‘Os Oito Odiados’: cinema do oeste ou teatro do oeste?
O início é um prazer para os olhos: uma diligência cruza uma bela paisagem enquanto neva e o som do vento nos envolve
Li em alguma entrevista com o mais esperto de todos, convicção não só presente em Quentin Tarantino mas também os infinitos adeptos de seu cinema, que ele pretende fazer três westerns (como o seu querido Sergio Leone) e que tem certeza de que esses filmes não agradariam John Ford. A segunda afirmação expressa a sua lucidez. É mais do que provável que o criador de No tempo das diligências, Paixão dos fortes, Rastros de Ódio e O homem que matou o facínora faria uma careca desdenhosa diante da concepção que Tarantino tem do western e de sua veneração por esse gênero horrível e degradante que é o spaguetti-western. Entre outros motivos, porque Ford procurava fazer com que acontecessem muitas e complexas coisas em espaços abertos, na impressionante paisagem de Monument Valley, nunca expôs muito sangue para falar de violência e não admitiria que um western se passasse quase inteiramente no interior de uma hospedaria. Também tinha alergia de imagens em câmera lenta e do uso do zoom.

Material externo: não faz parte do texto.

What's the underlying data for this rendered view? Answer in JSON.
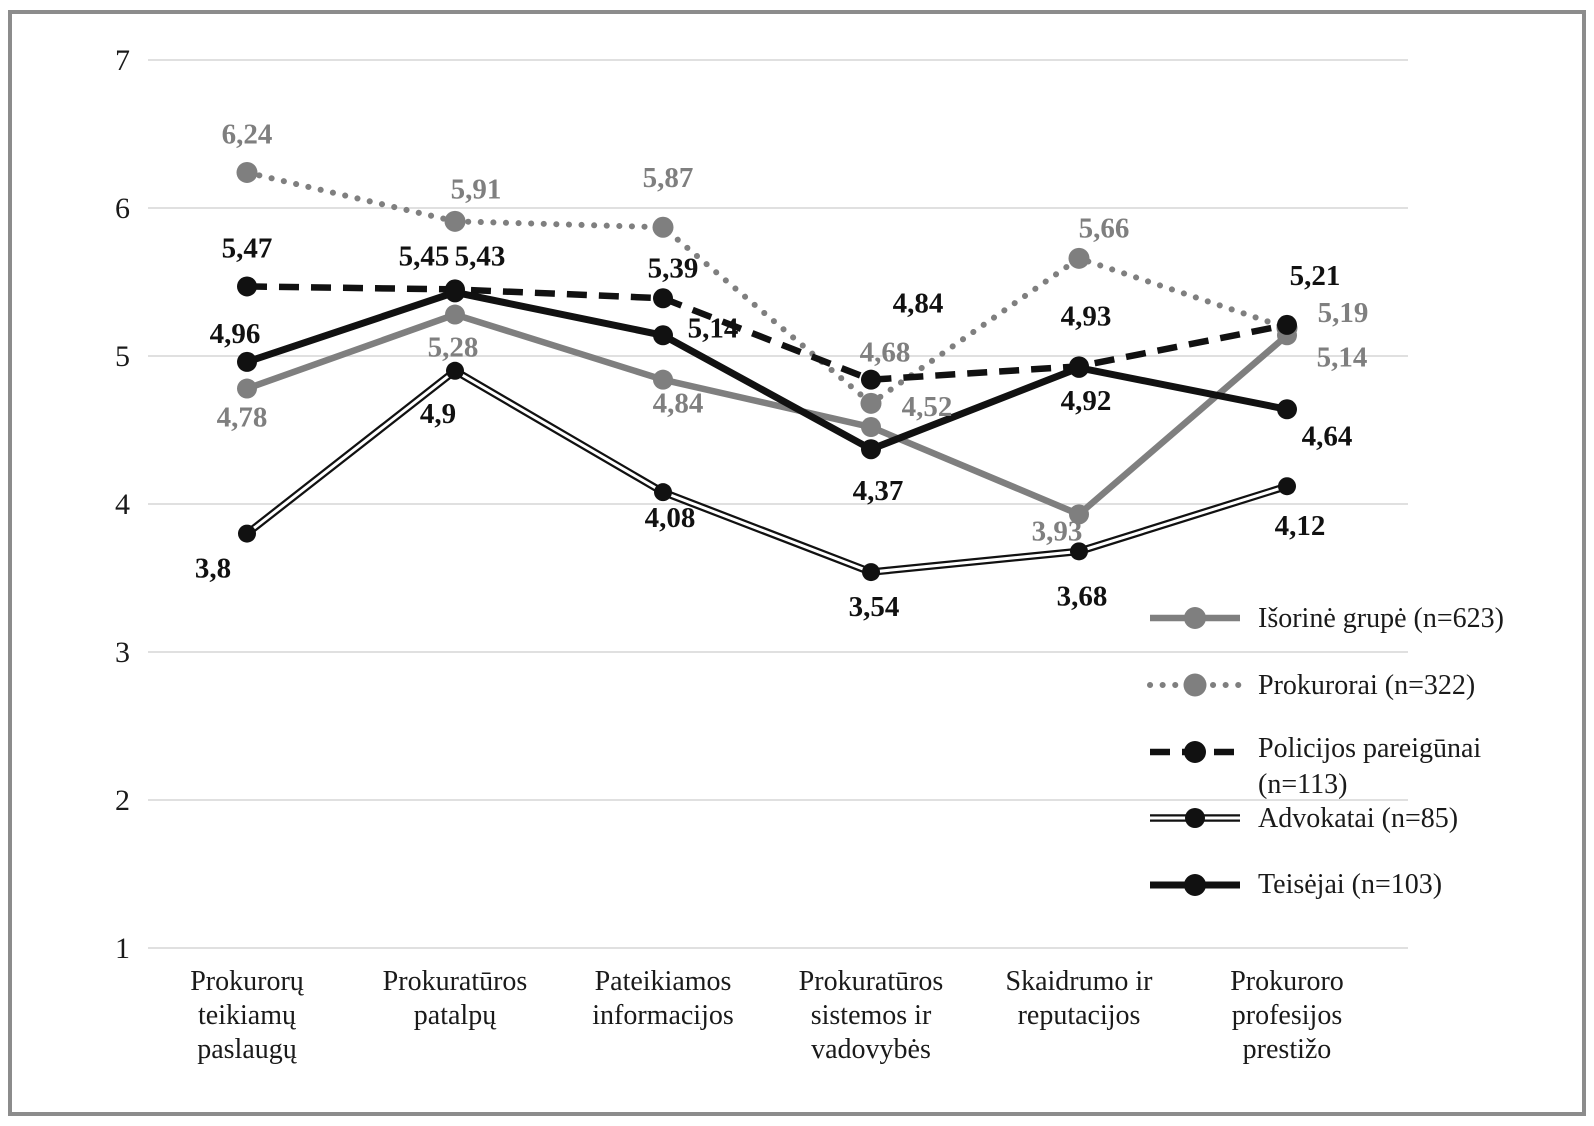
{
  "figure": {
    "background": "#ffffff",
    "frame_color": "#8c8c8c",
    "gridline_color": "#d6d6d6"
  },
  "chart_data": {
    "type": "line",
    "title": "",
    "xlabel": "",
    "ylabel": "",
    "grid": "horizontal",
    "legend_position": "inside-right-lower",
    "y_axis": {
      "min": 1,
      "max": 7,
      "ticks": [
        7,
        6,
        5,
        4,
        3,
        2,
        1
      ]
    },
    "categories": [
      {
        "label": "Prokurorų teikiamų paslaugų",
        "lines": [
          "Prokurorų",
          "teikiamų",
          "paslaugų"
        ]
      },
      {
        "label": "Prokuratūros patalpų",
        "lines": [
          "Prokuratūros",
          "patalpų"
        ]
      },
      {
        "label": "Pateikiamos informacijos",
        "lines": [
          "Pateikiamos",
          "informacijos"
        ]
      },
      {
        "label": "Prokuratūros sistemos ir vadovybės",
        "lines": [
          "Prokuratūros",
          "sistemos ir",
          "vadovybės"
        ]
      },
      {
        "label": "Skaidrumo ir reputacijos",
        "lines": [
          "Skaidrumo ir",
          "reputacijos"
        ]
      },
      {
        "label": "Prokuroro profesijos prestižo",
        "lines": [
          "Prokuroro",
          "profesijos",
          "prestižo"
        ]
      }
    ],
    "series": [
      {
        "id": "isorine",
        "name": "Išorinė grupė (n=623)",
        "legend_lines": [
          "Išorinė grupė (n=623)"
        ],
        "style": "solid",
        "color": "#7f7f7f",
        "values": [
          4.78,
          5.28,
          4.84,
          4.52,
          3.93,
          5.14
        ],
        "labels": [
          "4,78",
          "5,28",
          "4,84",
          "4,52",
          "3,93",
          "5,14"
        ]
      },
      {
        "id": "prokurorai",
        "name": "Prokurorai (n=322)",
        "legend_lines": [
          "Prokurorai (n=322)"
        ],
        "style": "dotted",
        "color": "#7f7f7f",
        "values": [
          6.24,
          5.91,
          5.87,
          4.68,
          5.66,
          5.19
        ],
        "labels": [
          "6,24",
          "5,91",
          "5,87",
          "4,68",
          "5,66",
          "5,19"
        ]
      },
      {
        "id": "policijos",
        "name": "Policijos pareigūnai (n=113)",
        "legend_lines": [
          "Policijos pareigūnai",
          "(n=113)"
        ],
        "style": "dashed",
        "color": "#111111",
        "values": [
          5.47,
          5.45,
          5.39,
          4.84,
          4.93,
          5.21
        ],
        "labels": [
          "5,47",
          "5,45",
          "5,39",
          "4,84",
          "4,93",
          "5,21"
        ]
      },
      {
        "id": "advokatai",
        "name": "Advokatai (n=85)",
        "legend_lines": [
          "Advokatai (n=85)"
        ],
        "style": "double",
        "color": "#111111",
        "values": [
          3.8,
          4.9,
          4.08,
          3.54,
          3.68,
          4.12
        ],
        "labels": [
          "3,8",
          "4,9",
          "4,08",
          "3,54",
          "3,68",
          "4,12"
        ]
      },
      {
        "id": "teisejai",
        "name": "Teisėjai (n=103)",
        "legend_lines": [
          "Teisėjai (n=103)"
        ],
        "style": "solid-thick",
        "color": "#111111",
        "values": [
          4.96,
          5.43,
          5.14,
          4.37,
          4.92,
          4.64
        ],
        "labels": [
          "4,96",
          "5,43",
          "5,14",
          "4,37",
          "4,92",
          "4,64"
        ]
      }
    ]
  }
}
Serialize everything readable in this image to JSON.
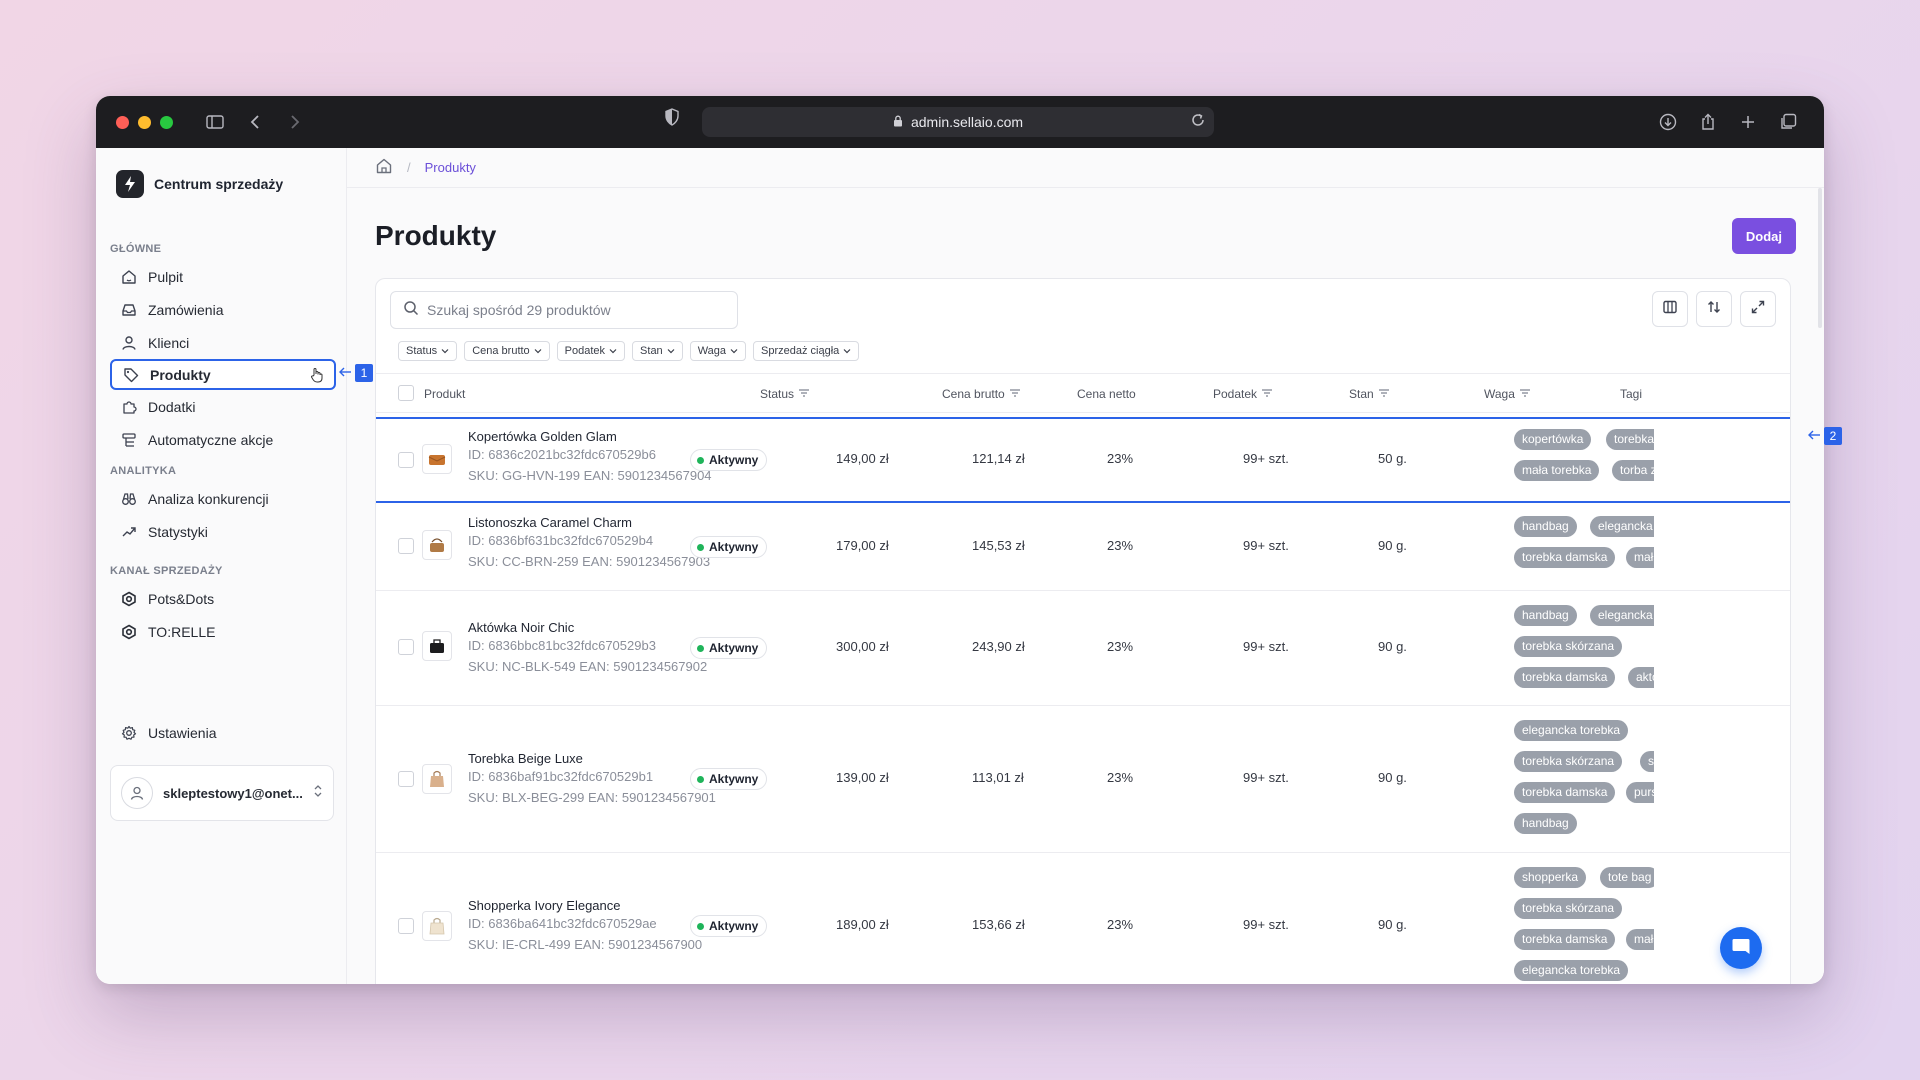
{
  "browser": {
    "url": "admin.sellaio.com"
  },
  "brand": {
    "name": "Centrum sprzedaży"
  },
  "sidebar": {
    "sections": [
      {
        "title": "GŁÓWNE",
        "items": [
          {
            "label": "Pulpit",
            "icon": "home-icon"
          },
          {
            "label": "Zamówienia",
            "icon": "inbox-icon"
          },
          {
            "label": "Klienci",
            "icon": "user-icon"
          },
          {
            "label": "Produkty",
            "icon": "tag-icon",
            "active": true
          },
          {
            "label": "Dodatki",
            "icon": "puzzle-icon"
          },
          {
            "label": "Automatyczne akcje",
            "icon": "automation-icon"
          }
        ]
      },
      {
        "title": "ANALITYKA",
        "items": [
          {
            "label": "Analiza konkurencji",
            "icon": "binoculars-icon"
          },
          {
            "label": "Statystyki",
            "icon": "trend-icon"
          }
        ]
      },
      {
        "title": "KANAŁ SPRZEDAŻY",
        "items": [
          {
            "label": "Pots&Dots",
            "icon": "channel-icon"
          },
          {
            "label": "TO:RELLE",
            "icon": "channel-icon"
          }
        ]
      }
    ],
    "settings_label": "Ustawienia",
    "user_email": "skleptestowy1@onet..."
  },
  "callouts": {
    "sidebar": "1",
    "row": "2"
  },
  "breadcrumb": {
    "current": "Produkty"
  },
  "page": {
    "title": "Produkty",
    "add_label": "Dodaj"
  },
  "search": {
    "placeholder": "Szukaj spośród 29 produktów"
  },
  "filters": [
    "Status",
    "Cena brutto",
    "Podatek",
    "Stan",
    "Waga",
    "Sprzedaż ciągła"
  ],
  "columns": {
    "product": "Produkt",
    "status": "Status",
    "gross": "Cena brutto",
    "net": "Cena netto",
    "tax": "Podatek",
    "stock": "Stan",
    "weight": "Waga",
    "tags": "Tagi"
  },
  "products": [
    {
      "name": "Kopertówka Golden Glam",
      "id": "ID: 6836c2021bc32fdc670529b6",
      "sku": "SKU: GG-HVN-199 EAN: 5901234567904",
      "status": "Aktywny",
      "gross": "149,00 zł",
      "net": "121,14 zł",
      "tax": "23%",
      "stock": "99+ szt.",
      "weight": "50 g.",
      "tags": [
        "kopertówka",
        "torebka damska",
        "mała torebka",
        "torba z zamkiem"
      ],
      "thumb_color": "#c8742e"
    },
    {
      "name": "Listonoszka Caramel Charm",
      "id": "ID: 6836bf631bc32fdc670529b4",
      "sku": "SKU: CC-BRN-259 EAN: 5901234567903",
      "status": "Aktywny",
      "gross": "179,00 zł",
      "net": "145,53 zł",
      "tax": "23%",
      "stock": "99+ szt.",
      "weight": "90 g.",
      "tags": [
        "handbag",
        "elegancka torebka",
        "torebka damska",
        "mała torebka"
      ],
      "thumb_color": "#b07a45"
    },
    {
      "name": "Aktówka Noir Chic",
      "id": "ID: 6836bbc81bc32fdc670529b3",
      "sku": "SKU: NC-BLK-549 EAN: 5901234567902",
      "status": "Aktywny",
      "gross": "300,00 zł",
      "net": "243,90 zł",
      "tax": "23%",
      "stock": "99+ szt.",
      "weight": "90 g.",
      "tags": [
        "handbag",
        "elegancka torebka",
        "torebka skórzana",
        "torebka damska",
        "aktówka"
      ],
      "thumb_color": "#1c1c1e"
    },
    {
      "name": "Torebka Beige Luxe",
      "id": "ID: 6836baf91bc32fdc670529b1",
      "sku": "SKU: BLX-BEG-299 EAN: 5901234567901",
      "status": "Aktywny",
      "gross": "139,00 zł",
      "net": "113,01 zł",
      "tax": "23%",
      "stock": "99+ szt.",
      "weight": "90 g.",
      "tags": [
        "elegancka torebka",
        "torebka skórzana",
        "soft bag",
        "torebka damska",
        "purse",
        "handbag"
      ],
      "thumb_color": "#d9b08c"
    },
    {
      "name": "Shopperka Ivory Elegance",
      "id": "ID: 6836ba641bc32fdc670529ae",
      "sku": "SKU: IE-CRL-499 EAN: 5901234567900",
      "status": "Aktywny",
      "gross": "189,00 zł",
      "net": "153,66 zł",
      "tax": "23%",
      "stock": "99+ szt.",
      "weight": "90 g.",
      "tags": [
        "shopperka",
        "tote bag",
        "torebka skórzana",
        "torebka damska",
        "mała",
        "elegancka torebka"
      ],
      "thumb_color": "#efe3cf"
    }
  ]
}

Os Oito Odiados (um título medonho) é o segundo faroeste e o oitavo filme de Tarantino, como nos revela jocosamente nos créditos a exagerada egotrip do diretor. Achei fascinante o filme anterior, o cínico e brutal Django livre, o mais contundente e selvagem retrato que já vi sobre o racismo, muito mais impactante, corrosivo e radical do que o ganhador do Oscar Doze anos de escravidão. O talento é sempre mais eficiente do que as boas intenções. E o de Tarantino é inquestionável.
O começo de Os 8 odiados é um prazer para os olhos. Uma diligência cruza uma bela paisagem enquanto neva sem parar, e o som do vento nos envolve. A música de Morricone soa profunda e épica. A prazerosa sensação de que a ação se desenvolverá nos amplos horizontes dura pouco, uns quinze ou vinte minutos. O restante (e são três horas de filme) se passa em espaço claustrofóbico de uma hospedaria isolada. E os personagens, pitorescos, falam sem parar. Todos nós sabemos que Tarantino é um excelente criador de diálogos, com um estilo inconfundível, original, com um senso de paradoxo muito acentuado. Mas, às vezes, o excesso de conversas brilhantes me cansa.
‘Os Oito Odiados’
Direção: Quentin Tarantino.
Intérpretes: Samuel L. Jackson, Kurt Russell, Jennifer Jason Leigh.
Gênero: wéstern. EUA, 2015.
Duração: 187 minutos.
Sei que o duelo estabelecido por meio de palavras é a construção de uma boneca russa. Que o desfecho nos surpreenderá, que as intenções dos personagens não são as que parecem ser, que Agatha Christie já exercitou esse jogo mortal em Os dez negrinhos, mantendo até o final o suspense quanto à identidade e as motivações do assassino. Neste caso, todos o são, desde os caçadores de recompensas ortodoxos ou heterodoxos, bandidos tontos ou refinados, militares filosóficos e sanguinários sulistas ou unionistas, todos eles com um linguajar pausado e gatilho rápido, pessoas perigosas cujos destinos não saberemos até o fim do filme.
Há coisas, como sempre acontece com Tarantino, que funcionam maravilhosamente nesse filme, como a criação do clima, a progressão do suspense, as réplicas e tréplicas ácidas, os atores habituais de Tarantino cumprindo obedientemente as ordens de seu diretor. Mas me parece que há filme demais (as sequências densas e muito longas em um único cenário, como a do começo de Bastardos Inglórios ou a cena da taverna ou a da mansão do infernal DiCaprio em Django Livre, são modelares, mas não ocupavam 90% do filme, como em Os 8 odiados) e uma complacência gore com o derramamento de sangue, além do fato de o tema principal da música de Morricone ser utilizado de forma rangente, soando a dodecafonia. Tarantino gosta demais de si mesmo. Imagino que agradará aos fãs. No meu caso, foi mais ou menos.